The Portland Trail Blazers are hiring Minnesota Timberwolves lead assistant Micah Nori as their next head coach, the organization announced on Tuesday.
Nori has signed a one-year deal with team options for each of the next two seasons, per The Athletic's Jason Quick.
Portland is the last franchise to fill its head-coaching vacancy this cycle. Embattled new ownerTom Dundon and general manager Joe Cronin have their replacement for former interim head coach Tiago Splitter, who landed the Chicago Bulls' head-coaching job last week.
Splitter was reportedly a finalist for the Trail Blazers’ full-time head-coaching job, and so was Boston Celtics assistant Tyler Lashbrook.
Rip City, welcome our new head coach, Micah Nori! pic.twitter.com/XG0Rnc2ZjI
— Portland Trail Blazers (@trailblazers) June 23, 2026
Nori, 52, also attracted interest from the Bulls and the Dallas Mavericks, The Athletic reported.

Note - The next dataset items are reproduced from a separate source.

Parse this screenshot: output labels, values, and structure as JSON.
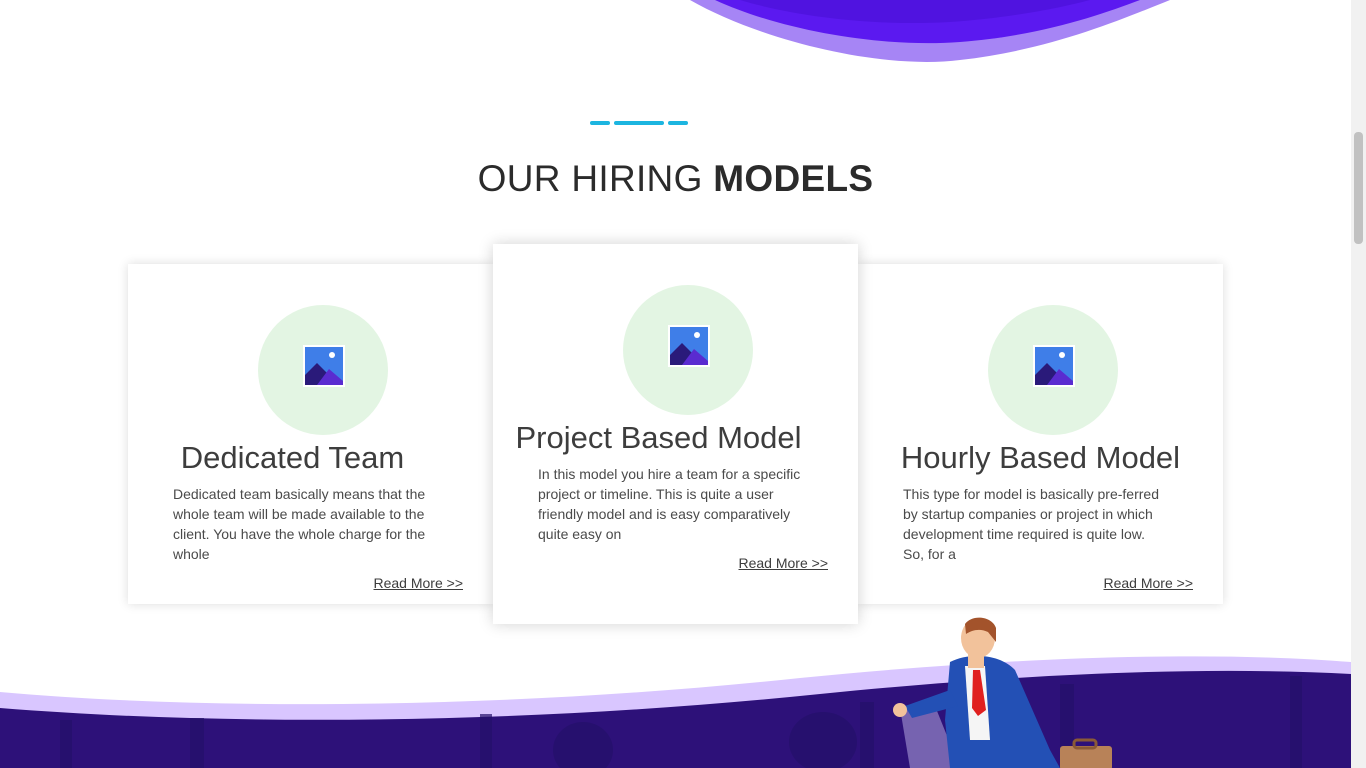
{
  "colors": {
    "accent": "#1cb5e0",
    "wave_dark": "#5b19f0",
    "wave_light": "#a685f5",
    "icon_bg": "#e3f5e3",
    "scene_dark": "#2d1179",
    "scene_light": "#d9c6ff"
  },
  "section": {
    "title_light": "OUR HIRING ",
    "title_bold": "MODELS"
  },
  "cards": [
    {
      "icon": "image-icon",
      "title": "Dedicated Team",
      "text": "Dedicated team basically means that the whole team will be made available to the client. You have the whole charge for the whole",
      "link": "Read More >>"
    },
    {
      "icon": "image-icon",
      "title": "Project Based Model",
      "text": "In this model you hire a team for a specific project or timeline. This is quite a user friendly model and is easy comparatively quite easy on",
      "link": "Read More >>"
    },
    {
      "icon": "image-icon",
      "title": "Hourly Based Model",
      "text": "This type for model is basically pre-ferred by startup companies or project in which development time required is quite low. So, for a",
      "link": "Read More >>"
    }
  ]
}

The Mavericks reportedly went the college route, tapping Michigan national title-winning head coach Dusty May.
Nori served as the right-hand man for Timberwolves' head coach Chris Finch since 2021. A presence on NBA benches since the late 2000s, Nori held assistant gigs with the Toronto Raptors (2009-13), Sacramento Kings (2013-15), Denver Nuggets (2015-18) and Detroit Pistons (2018-21) before working under Finch in Minnesota the past five seasons.
During that span, the Timberwolves returned to relevance, making the playoffs each go-around. They reached the Western Conference finals for the first time in 20 years and then made it back to that very spot the following season. Minnesota's won at least one playoff series three straight seasons. For reference, prior to Finch's regime, the Wolves had advanced past the first round just once, and that was during the team's first run to the Western Conference finals in 2003-04.

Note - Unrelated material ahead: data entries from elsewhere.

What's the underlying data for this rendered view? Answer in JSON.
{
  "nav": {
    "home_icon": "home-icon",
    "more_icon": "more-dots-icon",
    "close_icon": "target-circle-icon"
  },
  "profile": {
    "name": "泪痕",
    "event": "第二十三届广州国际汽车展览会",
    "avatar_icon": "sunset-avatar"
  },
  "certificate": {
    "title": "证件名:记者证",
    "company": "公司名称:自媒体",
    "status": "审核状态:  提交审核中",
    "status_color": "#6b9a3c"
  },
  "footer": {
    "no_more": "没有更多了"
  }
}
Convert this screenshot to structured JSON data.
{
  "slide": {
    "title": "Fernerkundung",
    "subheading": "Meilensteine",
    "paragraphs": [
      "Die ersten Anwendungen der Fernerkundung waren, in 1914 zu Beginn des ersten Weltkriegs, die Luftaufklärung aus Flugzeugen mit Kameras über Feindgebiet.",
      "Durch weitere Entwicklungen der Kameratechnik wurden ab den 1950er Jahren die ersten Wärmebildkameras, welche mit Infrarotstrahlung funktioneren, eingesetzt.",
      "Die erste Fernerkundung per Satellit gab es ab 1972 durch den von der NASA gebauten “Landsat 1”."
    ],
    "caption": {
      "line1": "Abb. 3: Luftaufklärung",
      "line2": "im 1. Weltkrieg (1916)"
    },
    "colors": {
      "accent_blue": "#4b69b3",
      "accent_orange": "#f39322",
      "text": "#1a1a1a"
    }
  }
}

Along the way, Finch clearly trusted Nori to help him pull off that franchise revival, even turning to him to coach parts of the Wolves' 2024 playoff run after Finch ruptured his patellar tendon.
"He is elite in what I call the small pieces of the game," Finch said, according to The Athletic. "Small not that they are unimportant, but small in that they are often overlooked. He's elite with lineup combinations. Elite with rotations. Elite with special situations, whether it's ATOs (after timeouts), end of game or just understanding how to maximize possessions.
"He's just been huge for us here in that regard."
Known especially for his keen attention to detail and for his offensive ingenuity, Nori will be tasked with elevating a Trail Blazers team that was one of the league's darlings in 2025-26. Splitter, a former NBA center who stepped in for Chauncey Billups after the Basketball Hall of Famer was arrested in an FBI gambling probe, piloted the Blazers to their first winning season in five years and a play-in tournament victory that secured them the No. 7 seed in the Western Conference playoffs. In the first round, Portland stole a game on the road against the NBA Finals-bound San Antonio Spurs before bowing out in five games.
Still, what could have been a lost season was instead filled with plenty of on-court intrigue, even if the off-court hoopla surrounding Dundon's cost-cutting tactics soured some of that optimism.
Nori will have a pair of stars at his disposal in Portland, with Deni Avdija coming off his first All-Star campaign and Damian Lillard coming back from his Achilles injury.
A longtime assistant, Nori finally has the keys to an NBA team after toiling through the ranks of the association.